As previously announced by the UC Office of the President, contribution rates to the UC Retirement Plan (UCRP) for both the university and for faculty and staff will go up next month at the start of the 2014-15 fiscal year.

Starting July 1, the university will pay 14 percent of pay, up from 12 percent, for all employees.

Faculty and staff in the 1976 Tier — generally those hired prior to July 1, 2013 — will pay 8 percent of pay, up from 6.5 percent. Employees in the 2013 Tier — those hired or rehired on or after July 1, 2013 — will continue to pay at their current 7 percent rate.

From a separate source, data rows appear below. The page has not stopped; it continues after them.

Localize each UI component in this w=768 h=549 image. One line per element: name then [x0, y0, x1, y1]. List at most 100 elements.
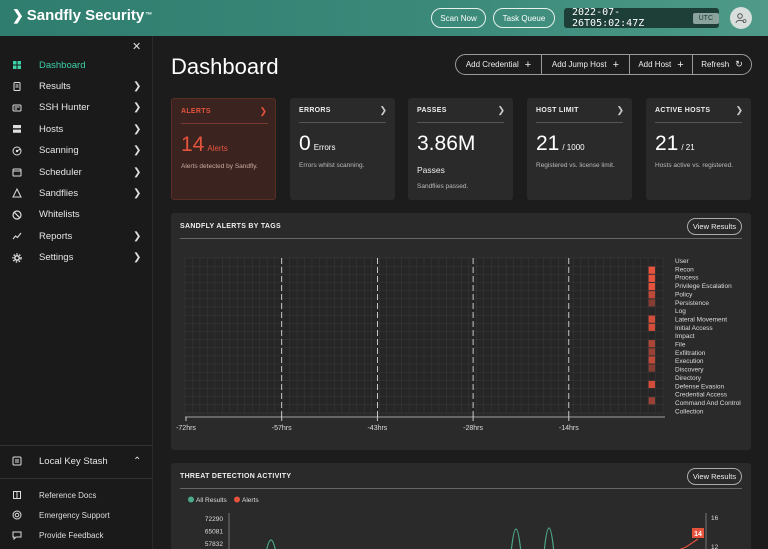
alert-cell[interactable] [648, 364, 656, 372]
chevron-right-icon[interactable]: ❯ [133, 252, 142, 264]
x-tick-label: -72hrs [176, 425, 196, 432]
user-settings-icon [735, 13, 747, 24]
alert-cell[interactable] [648, 274, 656, 282]
alerts-count: 14 [181, 133, 205, 156]
tag-label: Process [675, 275, 699, 282]
chevron-right-icon[interactable]: ❯ [133, 102, 142, 114]
sidebar-item-whitelists[interactable]: Whitelists [0, 205, 153, 225]
card-value: 21/ 21 [655, 132, 695, 156]
alert-cell[interactable] [648, 356, 656, 364]
close-sidebar-icon[interactable]: ✕ [132, 41, 142, 53]
host-limit-card[interactable]: HOST LIMIT ❯ 21/ 1000 Registered vs. lic… [527, 98, 632, 200]
book-icon [12, 490, 22, 500]
view-results-button[interactable]: View Results [687, 218, 742, 235]
alert-cell[interactable] [648, 282, 656, 291]
card-subtitle: Sandflies passed. [417, 183, 469, 190]
top-bar: ❯ Sandfly Security ™ Scan Now Task Queue … [0, 0, 768, 36]
sidebar-item-reports[interactable]: Reports ❯ [0, 226, 153, 246]
errors-card[interactable]: ERRORS ❯ 0 Errors Errors whilst scanning. [290, 98, 395, 200]
passes-card[interactable]: PASSES ❯ 3.86M Passes Sandflies passed. [408, 98, 513, 200]
legend-marker[interactable] [188, 496, 194, 503]
panel-title: THREAT DETECTION ACTIVITY [180, 473, 292, 480]
y-tick-label: 72290 [205, 516, 223, 523]
alert-cell[interactable] [648, 266, 656, 274]
alert-cell[interactable] [648, 380, 656, 389]
sidebar-footer-reference-docs[interactable]: Reference Docs [0, 487, 153, 503]
chevron-right-icon[interactable]: ❯ [133, 123, 142, 135]
chevron-right-icon[interactable]: ❯ [133, 80, 142, 92]
card-divider [181, 123, 268, 124]
sidebar-item-ssh-hunter[interactable]: SSH Hunter ❯ [0, 98, 153, 118]
active-hosts-count: 21 [655, 132, 679, 155]
sidebar-footer-emergency-support[interactable]: Emergency Support [0, 507, 153, 523]
card-subtitle: Errors whilst scanning. [299, 162, 365, 169]
alerts-badge [692, 528, 704, 538]
trademark: ™ [145, 12, 153, 19]
card-title: ALERTS [181, 108, 211, 115]
alert-cell[interactable] [648, 348, 656, 356]
add-jump-host-label: Add Jump Host [551, 60, 607, 69]
logo-chevron-icon: ❯ [12, 7, 24, 23]
alert-cell[interactable] [648, 299, 656, 307]
sidebar-footer-provide-feedback[interactable]: Provide Feedback [0, 527, 153, 543]
card-unit: / 21 [681, 143, 695, 152]
alerts-card[interactable]: ALERTS ❯ 14 Alerts Alerts detected by San… [171, 98, 276, 200]
add-jump-host-button[interactable]: Add Jump Host + [542, 55, 630, 74]
user-avatar[interactable] [730, 7, 752, 29]
x-tick-label: -28hrs [463, 425, 483, 432]
alert-cell[interactable] [648, 340, 656, 348]
sidebar-item-scheduler[interactable]: Scheduler ❯ [0, 162, 153, 182]
chevron-right-icon[interactable]: ❯ [133, 187, 142, 199]
tag-label: Impact [675, 333, 695, 340]
chevron-up-icon[interactable]: ⌃ [133, 455, 142, 467]
card-divider [655, 122, 742, 123]
comment-icon [12, 530, 22, 540]
tag-label: Recon [675, 266, 694, 273]
sidebar-item-label: Scanning [39, 145, 79, 157]
threat-activity-chart: All Results Alerts 72290 65081 57832 16 12 14 [188, 496, 719, 549]
chevron-right-icon[interactable]: ❯ [133, 145, 142, 157]
y-tick-label: 57832 [205, 541, 223, 548]
refresh-button[interactable]: Refresh ↻ [693, 55, 751, 74]
task-queue-button[interactable]: Task Queue [493, 8, 555, 28]
x-tick-label: -57hrs [272, 425, 292, 432]
legend-marker[interactable] [234, 496, 240, 503]
sidebar-footer-label: Provide Feedback [39, 530, 104, 540]
lifebuoy-icon [12, 510, 22, 520]
chevron-right-icon[interactable]: ❯ [133, 166, 142, 178]
sidebar-item-settings[interactable]: Settings ❯ [0, 248, 153, 268]
sidebar-item-label: Settings [39, 252, 74, 264]
tag-label: Initial Access [675, 325, 713, 332]
scan-now-button[interactable]: Scan Now [431, 8, 486, 28]
view-results-button[interactable]: View Results [687, 468, 742, 485]
chevron-right-icon[interactable]: ❯ [133, 230, 142, 242]
app-logo[interactable]: ❯ Sandfly Security ™ [12, 7, 152, 24]
sidebar-item-local-key-stash[interactable]: Local Key Stash ⌃ [0, 451, 153, 471]
chevron-right-icon: ❯ [616, 105, 624, 115]
alert-cell[interactable] [648, 291, 656, 299]
alert-cell[interactable] [648, 323, 656, 331]
panel-divider [180, 488, 742, 489]
sidebar-item-hosts[interactable]: Hosts ❯ [0, 119, 153, 139]
sidebar-item-results[interactable]: Results ❯ [0, 76, 153, 96]
add-credential-button[interactable]: Add Credential + [456, 55, 542, 74]
card-subtitle: Hosts active vs. registered. [655, 162, 734, 169]
sidebar-item-label: Results [39, 80, 71, 92]
alert-cell[interactable] [648, 315, 656, 323]
panel-divider [180, 238, 742, 239]
sidebar-item-label: Whitelists [39, 209, 80, 221]
gear-icon [12, 252, 22, 263]
alert-cell[interactable] [648, 397, 656, 405]
sidebar-item-dashboard[interactable]: Dashboard [0, 55, 153, 75]
sidebar-item-sandflies[interactable]: Sandflies ❯ [0, 183, 153, 203]
add-host-button[interactable]: Add Host + [630, 55, 693, 74]
sandfly-icon [12, 188, 22, 198]
utc-clock: 2022-07-26T05:02:47Z UTC [564, 7, 719, 29]
active-hosts-card[interactable]: ACTIVE HOSTS ❯ 21/ 21 Hosts active vs. r… [646, 98, 751, 200]
sidebar-item-scanning[interactable]: Scanning ❯ [0, 141, 153, 161]
key-stash-icon [12, 456, 22, 466]
plus-icon: + [524, 58, 532, 71]
errors-count: 0 [299, 132, 311, 155]
chevron-right-icon: ❯ [379, 105, 387, 115]
sidebar-footer-label: Reference Docs [39, 490, 97, 500]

The UC Board of Regents approved the 2014 increase in contributions in July, 2013. This followed the board's adoption in 2010 of a series of measures to ensure the longterm viability of UC’s post-employment benefits. Currently, no additional increases in contributions are being considered.

Employee contributions are deducted on a pre-tax basis. Faculty and staff will see the increased contributions reflected in their regular paychecks for July earnings, paid between July 22 and August 1, 2014, depending on the payroll cycle.

Provisions for union-represented employees are subject to collective bargaining where applicable; members should check their collective bargaining agreement for contribution rates.

Even with these changes, UC’s retirement benefits remain very attractive. In fact, very few public or private employers across the country offer a traditional pension and retiree health benefits.